GBP/USD Analysis and Forecast – June 8th: US Inflation Remains the Key Market Driver

On the hourly chart, GBP/USD rebounded from the 1.3454–1.3466 resistance level on Friday, reversed in favor of the U.S. dollar, and fell below the 1.3349–1.3355 support level. This consolidation below the zone suggests further downside toward the 76.4% Fibonacci retracement level at 1.3277. A close above the 1.3349–1.3355 level would favor the pound and allow for a moderate rise toward the 50.0% Fibonacci level at 1.3408.

The wave structure remains bearish, as bulls lack positive geopolitical developments to launch a sustained advance. The latest completed upward wave failed to break the previous peak, while the latest downward wave broke below the previous low. Geopolitical developments remain highly uncertain at this stage, leaving neither bulls nor bears with a clear advantage. The bearish trend can only be considered complete after a break above the June 5 high.

The news background was entirely on the side of the bears on Friday, which led to the sharp decline. However, a new week has begun, and traders will need new reasons to open positions. The first important event of the week is scheduled for Wednesday. On that day, the U.S. inflation report for May will be released, and it is likely to shape expectations regarding the Federal Reserve's policy outlook ahead of next week's meeting. The Consumer Price Index may show acceleration for the third consecutive month. Analysts expect it to rise to 4.2%. Thus, inflation could exceed the Federal Reserve's target by more than two times in May. In my view, this would be sufficient for the market to begin pricing in monetary policy tightening by the Fed before the end of 2026. A rate hike in June remains unlikely, but the new FOMC President, Kevin Warsh, may indicate that the regulator is prepared to take such a step at its next meeting. If inflation slows, the Fed is likely to maintain its wait-and-see approach, reducing bears' confidence. Therefore, the higher the inflation reading in the United States, the more supportive it will be for the dollar.

On the 4-hour chart, GBP/USD rebounded from the 1.3482–1.3514 resistance level and declined toward the 23.6% Fibonacci retracement level at 1.3327. Consolidation below this level would allow bears to continue their advance toward the next Fibonacci level at 1.3159 (0.0%).
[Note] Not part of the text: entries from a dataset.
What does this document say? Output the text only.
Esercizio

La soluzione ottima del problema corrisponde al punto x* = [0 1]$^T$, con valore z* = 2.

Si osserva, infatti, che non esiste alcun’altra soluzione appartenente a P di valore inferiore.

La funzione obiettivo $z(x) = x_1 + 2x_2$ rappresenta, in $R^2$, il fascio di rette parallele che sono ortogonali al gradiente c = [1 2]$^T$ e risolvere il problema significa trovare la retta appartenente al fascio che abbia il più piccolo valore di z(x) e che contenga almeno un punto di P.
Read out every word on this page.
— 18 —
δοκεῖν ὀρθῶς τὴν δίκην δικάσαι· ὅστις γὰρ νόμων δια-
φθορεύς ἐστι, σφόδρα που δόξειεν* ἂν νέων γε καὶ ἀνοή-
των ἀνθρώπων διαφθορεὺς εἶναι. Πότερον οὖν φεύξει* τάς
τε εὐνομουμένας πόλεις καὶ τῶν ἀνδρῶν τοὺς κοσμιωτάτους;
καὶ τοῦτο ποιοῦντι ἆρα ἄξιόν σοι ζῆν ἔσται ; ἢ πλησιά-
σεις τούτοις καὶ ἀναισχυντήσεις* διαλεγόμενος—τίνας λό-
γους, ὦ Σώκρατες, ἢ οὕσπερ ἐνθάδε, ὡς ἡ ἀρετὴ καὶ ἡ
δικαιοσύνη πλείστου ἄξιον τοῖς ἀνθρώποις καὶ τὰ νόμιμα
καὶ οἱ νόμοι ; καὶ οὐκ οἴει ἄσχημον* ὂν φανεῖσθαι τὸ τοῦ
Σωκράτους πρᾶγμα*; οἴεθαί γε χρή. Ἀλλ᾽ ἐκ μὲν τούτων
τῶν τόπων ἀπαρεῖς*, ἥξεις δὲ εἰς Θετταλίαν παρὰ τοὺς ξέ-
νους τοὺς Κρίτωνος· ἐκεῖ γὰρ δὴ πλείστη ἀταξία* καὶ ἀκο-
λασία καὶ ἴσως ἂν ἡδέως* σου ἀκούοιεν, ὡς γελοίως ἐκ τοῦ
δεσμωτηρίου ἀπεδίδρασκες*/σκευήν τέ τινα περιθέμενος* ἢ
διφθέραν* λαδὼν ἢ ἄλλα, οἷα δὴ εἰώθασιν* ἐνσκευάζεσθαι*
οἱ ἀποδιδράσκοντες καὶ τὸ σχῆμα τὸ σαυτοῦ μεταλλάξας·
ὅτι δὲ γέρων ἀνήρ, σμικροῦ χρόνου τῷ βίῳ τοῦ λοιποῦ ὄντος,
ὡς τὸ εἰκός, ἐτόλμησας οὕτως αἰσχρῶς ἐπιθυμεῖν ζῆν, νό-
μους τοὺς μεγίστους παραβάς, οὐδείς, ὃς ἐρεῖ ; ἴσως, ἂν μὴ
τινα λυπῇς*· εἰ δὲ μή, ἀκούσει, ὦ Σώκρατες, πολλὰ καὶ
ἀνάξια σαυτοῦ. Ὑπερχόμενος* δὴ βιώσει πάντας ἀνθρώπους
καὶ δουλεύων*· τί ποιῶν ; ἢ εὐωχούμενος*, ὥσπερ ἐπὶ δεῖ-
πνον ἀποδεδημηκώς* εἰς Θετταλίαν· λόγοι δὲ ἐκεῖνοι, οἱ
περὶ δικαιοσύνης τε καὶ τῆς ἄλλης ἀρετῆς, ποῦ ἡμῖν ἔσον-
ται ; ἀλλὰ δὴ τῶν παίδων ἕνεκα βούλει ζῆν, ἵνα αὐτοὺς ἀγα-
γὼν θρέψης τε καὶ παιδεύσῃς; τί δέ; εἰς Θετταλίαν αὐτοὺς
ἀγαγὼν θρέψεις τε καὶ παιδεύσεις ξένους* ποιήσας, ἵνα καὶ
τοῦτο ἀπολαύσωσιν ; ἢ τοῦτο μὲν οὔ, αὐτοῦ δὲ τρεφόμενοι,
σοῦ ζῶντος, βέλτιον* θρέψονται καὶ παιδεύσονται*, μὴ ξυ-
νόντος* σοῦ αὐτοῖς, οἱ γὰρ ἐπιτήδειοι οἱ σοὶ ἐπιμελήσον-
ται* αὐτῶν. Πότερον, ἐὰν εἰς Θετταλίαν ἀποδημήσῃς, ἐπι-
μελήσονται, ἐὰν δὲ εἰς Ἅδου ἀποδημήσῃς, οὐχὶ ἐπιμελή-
A rebound from the 1.3327 level would favor the pound and a moderate recovery toward 1.3429. No emerging divergences are currently observed on any indicator.

Commitments of Traders (COT) Report:

Sentiment among the Non-commercial group became less bearish during the latest reporting week. The number of long positions held by speculators decreased by 4,291, while the number of short positions fell by 13,471. The gap between long and short positions now stands at approximately 53,000 versus 110,000. Bears have dominated in recent months, which comes as no surprise given the geopolitical situation in the Middle East and the political crisis in the United Kingdom. The bears' advantage currently exceeds two to one.

I still do not believe in a sustained bearish trend for the pound. However, in the near term, market direction will depend not on economic indicators, Trump's trade policy, or central bank monetary policy, but rather on the duration, scale, and consequences of the war in the Middle East. In recent weeks, the market has adjusted to expectations of a prolonged conflict, but recent developments suggest that a ceasefire may still be reached, although the process is unlikely to be easy or quick.

News Calendar for the United States and the United Kingdom:

The economic calendar for June 8 contains no notable events. Therefore, the economic background is unlikely to influence market sentiment on Monday.

GBP/USD Forecast and Trading Tips:

Short positions were possible after the rebound from the 1.3454–1.3466 resistance level on the hourly chart, with targets at 1.3408 and 1.3349–1.3355. Both targets have been reached, and these positions may remain open with a target at 1.3277. Long positions may be considered today if the pair consolidates above the 1.3349–1.3355 level, targeting 1.3408.

Fibonacci grids are drawn from 1.3158–1.3655 on the hourly chart and from 1.3866–1.3158 on the 4-hour chart.